Ce qui est très embêtant pour le
maire de Ziguinchor qui, en cas de condamnation, ferme ou même par sursis,
pourrait dire adieu à la présidentielle du 25 février 2024, pour laquelle il
constitue un challenger de gabarit XXL pour le pouvoir sortant. Qu’il se
retrouve face à un quidam de l’Alliance pour la République (APR, pouvoir) ou
Macky Sall à qui il est prêté, à tort ou à raison, une intention de flirt
poussé avec le très séducteur troisième mandat, Ousmane Sonko est présenté par les
bookmakers politiques comme le vainqueur de cette compétition qui bat déjà son
plein avant l’heure. C’est donc le véritable enjeu de ces procès qui
passionnent et plongent Dakar dans une atmosphère bien épicée où le gaz
lacrymogène est servi à gogo à l’opposant et ses militants, par des forces de
l’ordre dans une forme olympique! Tout porte à croire que ni le pouvoir, encore
moins l’opposition, ne comptent lâcher prise, d’où la crainte d’une
radicalisation des postures, qui ne servira pas forcément un Sénégal certes
habitué à ses périodes pré-électorales électriques.

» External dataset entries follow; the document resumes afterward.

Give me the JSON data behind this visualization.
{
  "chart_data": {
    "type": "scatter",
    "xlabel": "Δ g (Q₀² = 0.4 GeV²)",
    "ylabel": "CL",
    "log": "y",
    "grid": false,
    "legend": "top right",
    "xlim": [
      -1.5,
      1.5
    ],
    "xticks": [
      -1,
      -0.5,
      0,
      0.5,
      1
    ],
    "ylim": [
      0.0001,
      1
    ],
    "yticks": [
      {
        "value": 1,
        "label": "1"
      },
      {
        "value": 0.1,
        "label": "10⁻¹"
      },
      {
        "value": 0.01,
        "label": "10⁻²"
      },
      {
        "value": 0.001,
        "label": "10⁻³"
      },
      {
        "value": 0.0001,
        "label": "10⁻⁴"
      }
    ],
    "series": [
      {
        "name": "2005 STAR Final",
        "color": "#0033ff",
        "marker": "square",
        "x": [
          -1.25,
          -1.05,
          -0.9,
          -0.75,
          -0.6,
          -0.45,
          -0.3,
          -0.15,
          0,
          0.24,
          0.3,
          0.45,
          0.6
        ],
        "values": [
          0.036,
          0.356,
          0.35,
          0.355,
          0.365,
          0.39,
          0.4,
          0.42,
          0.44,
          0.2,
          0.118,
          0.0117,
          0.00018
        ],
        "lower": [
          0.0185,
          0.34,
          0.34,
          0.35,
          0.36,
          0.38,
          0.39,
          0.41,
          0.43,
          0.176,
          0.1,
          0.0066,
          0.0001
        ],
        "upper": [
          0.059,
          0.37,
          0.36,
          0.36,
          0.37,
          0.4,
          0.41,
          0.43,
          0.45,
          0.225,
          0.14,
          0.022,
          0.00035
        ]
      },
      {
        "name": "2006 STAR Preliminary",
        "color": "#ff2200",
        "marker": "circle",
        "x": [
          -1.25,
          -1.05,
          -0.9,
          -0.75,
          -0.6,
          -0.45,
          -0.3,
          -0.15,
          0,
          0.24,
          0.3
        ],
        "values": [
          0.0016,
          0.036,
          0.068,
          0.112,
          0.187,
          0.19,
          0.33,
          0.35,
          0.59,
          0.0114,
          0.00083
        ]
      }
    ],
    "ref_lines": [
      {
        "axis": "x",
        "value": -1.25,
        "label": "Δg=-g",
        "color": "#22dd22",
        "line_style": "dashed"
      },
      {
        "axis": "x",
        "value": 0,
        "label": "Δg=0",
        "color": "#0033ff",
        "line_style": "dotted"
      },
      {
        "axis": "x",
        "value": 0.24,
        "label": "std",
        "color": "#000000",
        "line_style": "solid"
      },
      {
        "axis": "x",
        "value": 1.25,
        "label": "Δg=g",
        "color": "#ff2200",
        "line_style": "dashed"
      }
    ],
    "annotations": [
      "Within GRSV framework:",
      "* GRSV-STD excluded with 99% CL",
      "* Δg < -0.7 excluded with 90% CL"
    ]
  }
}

Une fois de plus, la comparution
d’Ousmane Sonko, ce 16 février, a tenu toutes ses promesses dans un show devenu
classique, mené par les policiers et des manifestants à cran. Que réserve le 30
mars prochain au pays de la Teranga, alors que ce troisième report est le
dernier de ce procès entre le poil à gratter du pouvoir Sall et Mame Mbaye
Niang? En tout cas, la vingtaine de conseils sénégalais et le cabinet burkinabè
Kam et Somé, représenté par le brillant avocat Hervé Kam, viennent de recevoir
du renfort venu d’ailleurs. De même, l’APR appelle ses partisans à organiser la
réplique à ceux de l’opposition que le pouvoir accuse d’exécuter un plan
savamment tissé pour rendre le pays ingouvernable. Les prochains jours ne
seront pas des plus tranquilles dans les rues de la capitale sénégalaise où les
manifestations sont plus violentes que dans les autres villes du pays. Alors
que les politiciens tiennent en otage tout une nation par justice interposée,
c’est l’heure de se poser la véritable question: où place-t-on l’intérêt
général quand seul prévaut l’objectif d’arracher ou de conserver le fauteuil
présidentiel au risque de mettre le pays à feu et à sang?
Autant on peut reprocher à
Ousmane Sonko de chauffer à blanc la foule dans le but d’échapper au glaive de
la justice, autant il faut regretter ce sport malsain de plus en pratiqué par
tous les dirigeants africains pour mettre hors-jeu leurs rivaux politiques.
L’instrumentalisation de l’appareil judiciaire est devenue une puissante arme
de destruction de l’opposition. Difficile d’imaginer le contraire dans ce
feuilleton politico-judiciaire qui agite, et secouera certainement le Sénégal,
pendant encore une bonne année. Une démocratie hautement inflammable!